Anggota industri pariwisata telah mengkritik pembatasan masuk sebelumnya sebagai rumit, membingungkan, dan mengurangi pengunjung potensial.

Wisatawan harus menyerahkan rencana perjalanan yang disetujui NTB atau Dinas Pariwisata untuk mendapatkan visa dan kemudian menjalani karantina wajib 7 hari pada saat kedatangan. Namun, hanya turis dengan agen perjalanan yang terhubung dengan baik yang bisa mendapatkan dokumennya

Turis yang masuk melalui darat, kecuali wisatawan India yang bebas visa, harus tiba dengan visa dari kedutaan Nepal di negara asal mereka sebelum tiba.

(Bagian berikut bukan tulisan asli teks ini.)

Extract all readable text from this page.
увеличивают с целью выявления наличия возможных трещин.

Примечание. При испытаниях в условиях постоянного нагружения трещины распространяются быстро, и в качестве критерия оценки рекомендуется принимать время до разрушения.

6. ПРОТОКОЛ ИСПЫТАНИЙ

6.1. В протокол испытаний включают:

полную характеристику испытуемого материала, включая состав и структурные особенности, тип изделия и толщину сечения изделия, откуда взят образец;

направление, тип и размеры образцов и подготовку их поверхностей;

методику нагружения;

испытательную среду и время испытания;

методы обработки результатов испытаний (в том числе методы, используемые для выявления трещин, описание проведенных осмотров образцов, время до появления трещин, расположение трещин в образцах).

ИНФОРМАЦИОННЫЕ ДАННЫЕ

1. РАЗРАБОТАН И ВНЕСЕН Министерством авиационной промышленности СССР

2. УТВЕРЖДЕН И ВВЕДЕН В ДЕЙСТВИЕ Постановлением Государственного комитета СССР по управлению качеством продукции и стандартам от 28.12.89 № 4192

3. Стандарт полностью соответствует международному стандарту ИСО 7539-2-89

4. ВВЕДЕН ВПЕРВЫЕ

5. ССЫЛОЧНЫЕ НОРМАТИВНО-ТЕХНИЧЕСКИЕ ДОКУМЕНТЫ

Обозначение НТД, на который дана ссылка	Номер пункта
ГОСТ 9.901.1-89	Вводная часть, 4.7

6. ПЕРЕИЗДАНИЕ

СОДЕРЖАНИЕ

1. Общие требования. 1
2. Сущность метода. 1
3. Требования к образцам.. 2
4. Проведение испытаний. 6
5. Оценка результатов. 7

Mereka juga harus melakukan tes antigen di perbatasan China dan India.

Jhanka Nath Dhakal, juru bicara Departemen Imigrasi, menyatakan bahwa “Pemerintah melihat tren infeksi, penularan, dan pengendalian Covid-19 saat ini untuk mencapai keputusan ini. Masuknya turis yang divaksinasi lengkap menjadi lebih mudah karena banyak dokumen tambahan dapat dihindari.”

Nepal telah menyaksikan berbagai gelombang COVID-19 selama pandemi. Namun, kasus sekarang mulai menurun karena tingkat vaksinasi meningkat. Jumlah kasus tertinggi terjadi pada bulan Mei, ketika rata-rata 7 hari mencapai puncaknya hanya di bawah 9.000 kasus. Hari ini, rata-rata 7 hari turun menjadi hanya 971.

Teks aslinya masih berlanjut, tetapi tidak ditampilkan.